Revolutionary Road (4 stars)
It’s hard to know where to begin with a movie that explores the essence of life, love, marriage, children, work, dreams, hopes and reality. It is so rare to see such a brutal, honest, emotional portrayal of suburban and married life, no matter what era. Granted, some people won’t get it for one reason or another, but those that do will find a story that will resonate with them for a long time. All performances are outstanding – I know Kate Winslet has gotten all the attention for this role and The Reader, but Leonardo DiCaprio is really her equal in this film, and it’s a shame he didn’t get the same recognition. Michael Shannon was also brilliant and stole every scene he was in.
The Curious Case of Benjamin Button (4.5 stars)

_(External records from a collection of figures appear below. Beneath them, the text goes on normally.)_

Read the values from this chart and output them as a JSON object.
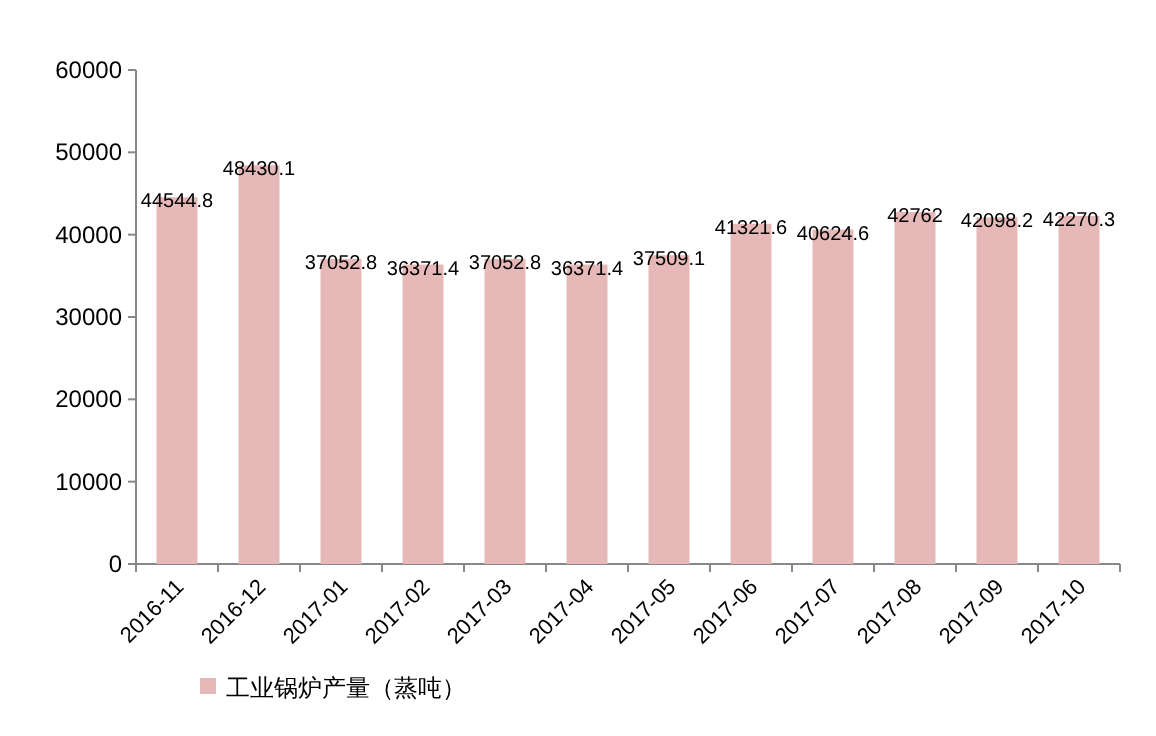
{
  "chart_data": {
    "type": "bar",
    "categories": [
      "2016-11",
      "2016-12",
      "2017-01",
      "2017-02",
      "2017-03",
      "2017-04",
      "2017-05",
      "2017-06",
      "2017-07",
      "2017-08",
      "2017-09",
      "2017-10"
    ],
    "series": [
      {
        "name": "工业锅炉产量（蒸吨）",
        "color": "#e6b8b7",
        "values": [
          44544.8,
          48430.1,
          37052.8,
          36371.4,
          37052.8,
          36371.4,
          37509.1,
          41321.6,
          40624.6,
          42762,
          42098.2,
          42270.3
        ]
      }
    ],
    "ylim": [
      0,
      60000
    ],
    "yticks": [
      0,
      10000,
      20000,
      30000,
      40000,
      50000,
      60000
    ],
    "data_labels": true,
    "legend": "bottom left",
    "grid": false
  }
}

A strange premise but an ultimately rewarding film. The make up and special effects are the best I’ve ever seen, both the ageing and the de-ageing stuff is just phenomenal. The film works not really as a running narrative but rather as a series of moments, like its tagline. I found it very captivating to go through the journey of life with this bizarre character, through his ups and downs, flaws and all. There are some minor problems and it is a tad too long, plus Brad Pitt wasn’t truly able to capture the nuances of the ageing process (he acted like the way he looked rather than the age he was) – however, I think when it’s all said and done this is one of the more memorable movies in recent years.
* * *
NB: Just a few words about my rating and review system. First and foremost, they are taken directly from Flixter, so are always short. I don’t like to discuss too much plot in my reviews because I think it ruins a movie. Which is why (even though I can’t help but watch them) I generally dislike previews because they tend to give away too much by revealing the best bits and almost always contain spoilers. I also hate long reviews that reveal too much plot (this happens a lot these days in reviews I read) – what’s the point of telling everyone what the entire film is about? With my ratings, they are out of 5 and are entirely subjective, always decided on the spot based on gut instinct after viewing. I never re-adjust a rating afterward and I don’t compare them to previous ratings – hence two films can have the same rating but I may think one is better than the other. Also, I tend to find there is a significant difference between 2.5 stars (below average) and 3 stars (good) and 3.5 stars (pretty good) and 4 stars (excellent), more so than other half-star differences.
Lastly, the only 5 star film reviewed in these 3 posts is The Wrestler, which I think is the best film I’ve seen so far this year. For the Best Picture Oscar nominees, The Reader and The Curious Case of Benjamin Button are tied with 4.5 stars, but I think the latter is the film I prefer. Though it is a moot point anyway since Slumdog Millionaire is going to win!